Three progressive layers: first extract the company name and financial data (verifiable by fact-checking), then make qualitative judgments (statistical "correctness"), and finally synthesize all preceding information into a conclusion. Each layer has a different quality standard; once separated into layers, different validation strategies can be applied to each.

Boundaries of Schema as Workflow

Schema as Workflow, like Code as Prompt, has boundaries of applicability.

The limitation of linear reasoning. Field arrangement defines a linear reasoning path: A -> B -> C -> D. When reasoning requires iteration (revising A based on C's result) or branching (taking different reasoning paths depending on B's value), a single model's field arrangement cannot express this. Such complex reasoning needs to be handled at the orchestration layer -- using code logic to control the flow between multiple LLM calls. Chapter 5 discusses this topic.

Cognitive load from field count.
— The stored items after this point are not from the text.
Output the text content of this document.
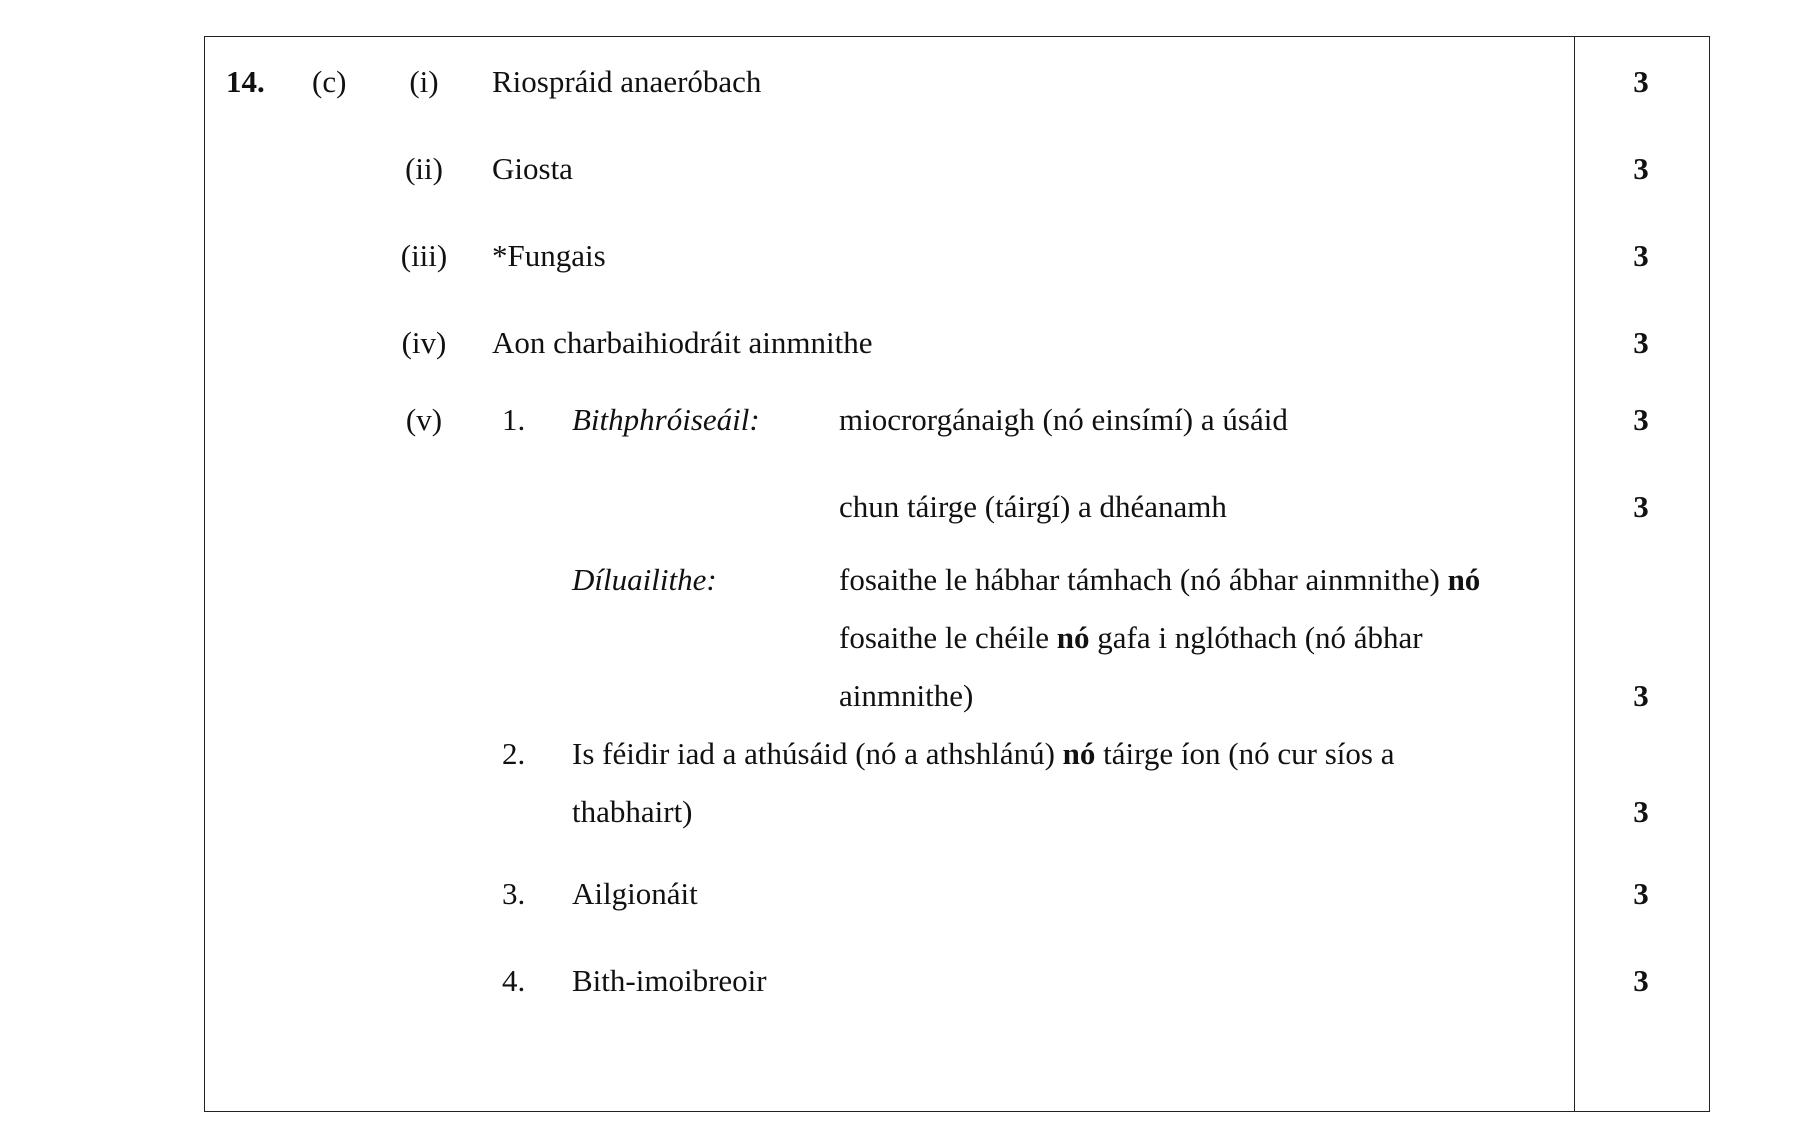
14. (c)	(i)	Riospráid anaeróbach	3
(ii)	Giosta	3
(iii)	*Fungais	3
(iv)	Aon charbaihiodráit ainmnithe	3
(v)	1. Bithphróiseáil:	miocrorgánaigh (nó einsímí) a úsáid	3
chun táirge (táirgí) a dhéanamh	3
Díluailithe:	fosaithe le hábhar támhach (nó ábhar ainmnithe) nó
fosaithe le chéile nó gafa i nglóthach (nó ábhar
ainmnithe)	3
2. Is féidir iad a athúsáid (nó a athshlánú) nó táirge íon (nó cur síos a
thabhairt)	3
3. Ailgionáit	3
4. Bith-imoibreoir	3
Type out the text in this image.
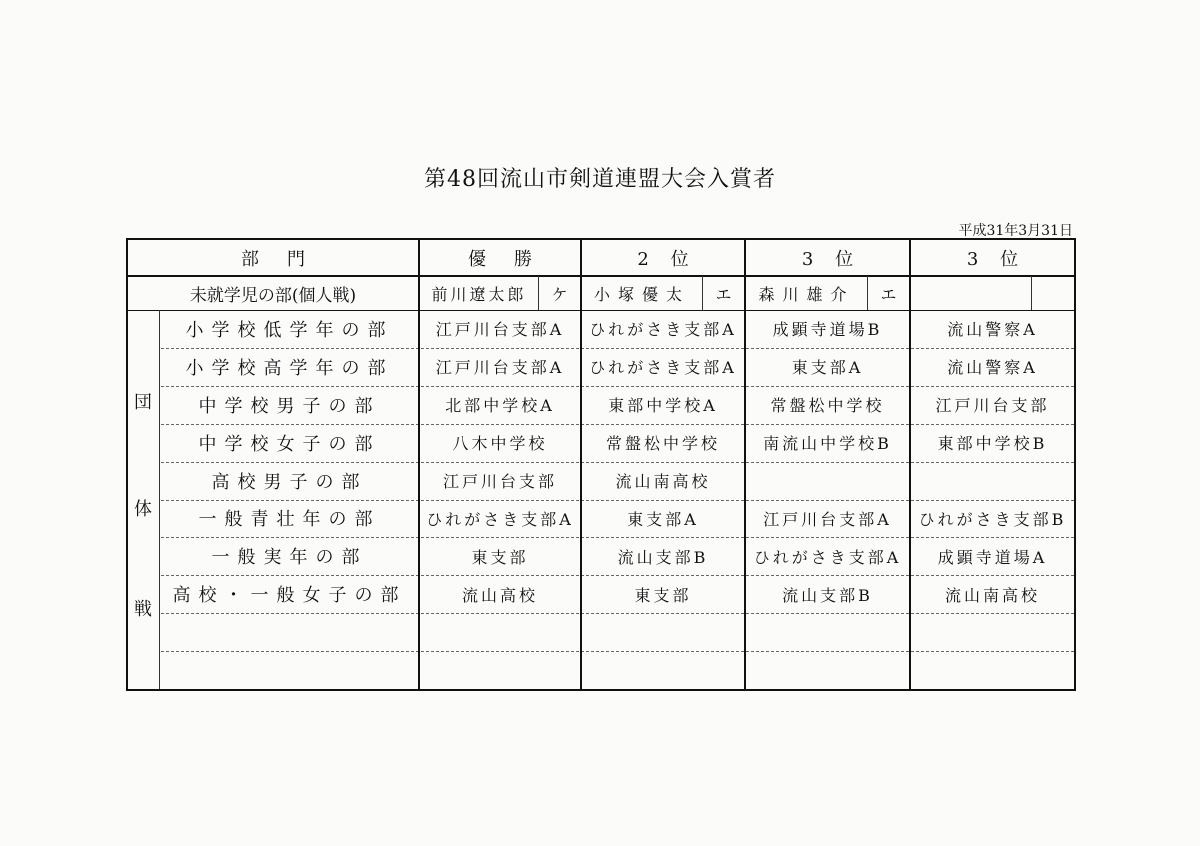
第48回流山市剣道連盟大会入賞者
平成31年3月31日
部門	優勝	2 位	3 位	3 位
未就学児の部(個人戦)	前川遼太郎	ケ	小塚優太	エ	森川雄介	エ
団
体
戦
小学校低学年の部	江戸川台支部A	ひれがさき支部A	成顕寺道場B	流山警察A
小学校高学年の部	江戸川台支部A	ひれがさき支部A	東支部A	流山警察A
中学校男子の部	北部中学校A	東部中学校A	常盤松中学校	江戸川台支部
中学校女子の部	八木中学校	常盤松中学校	南流山中学校B	東部中学校B
高校男子の部	江戸川台支部	流山南高校
一般青壮年の部	ひれがさき支部A	東支部A	江戸川台支部A	ひれがさき支部B
一般実年の部	東支部	流山支部B	ひれがさき支部A	成顕寺道場A
高校・一般女子の部	流山高校	東支部	流山支部B	流山南高校
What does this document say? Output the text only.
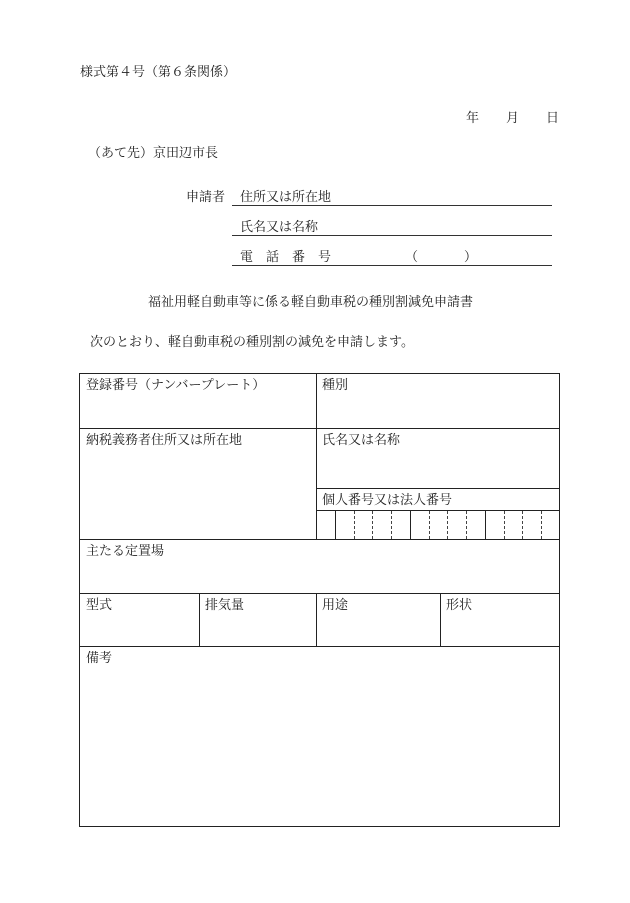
様式第４号（第６条関係）
年 月 日
（あて先）京田辺市長
申請者 住所又は所在地
氏名又は名称
電　話　番　号	（	）
福祉用軽自動車等に係る軽自動車税の種別割減免申請書
次のとおり、軽自動車税の種別割の減免を申請します。
登録番号（ナンバープレート）	種別
納税義務者住所又は所在地	氏名又は名称
個人番号又は法人番号
主たる定置場
型式	排気量	用途	形状
備考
The more fields there are, the longer the context the LLM must reference when generating subsequent fields. In practice, a model's top-level fields should not exceed 7-8. Beyond that, consider grouping related fields through nesting -- each nested model becomes a cohesive reasoning sub-unit.

The boundary of determinism. Even if the field arrangement perfectly reflects the reasoning logic, LLM output is still probabilistic. Multiple calls to the same model may produce different reasoning paths and conclusions. Schema as Workflow makes reasoning more structured and more predictable, but it does not make the probabilistic nature disappear.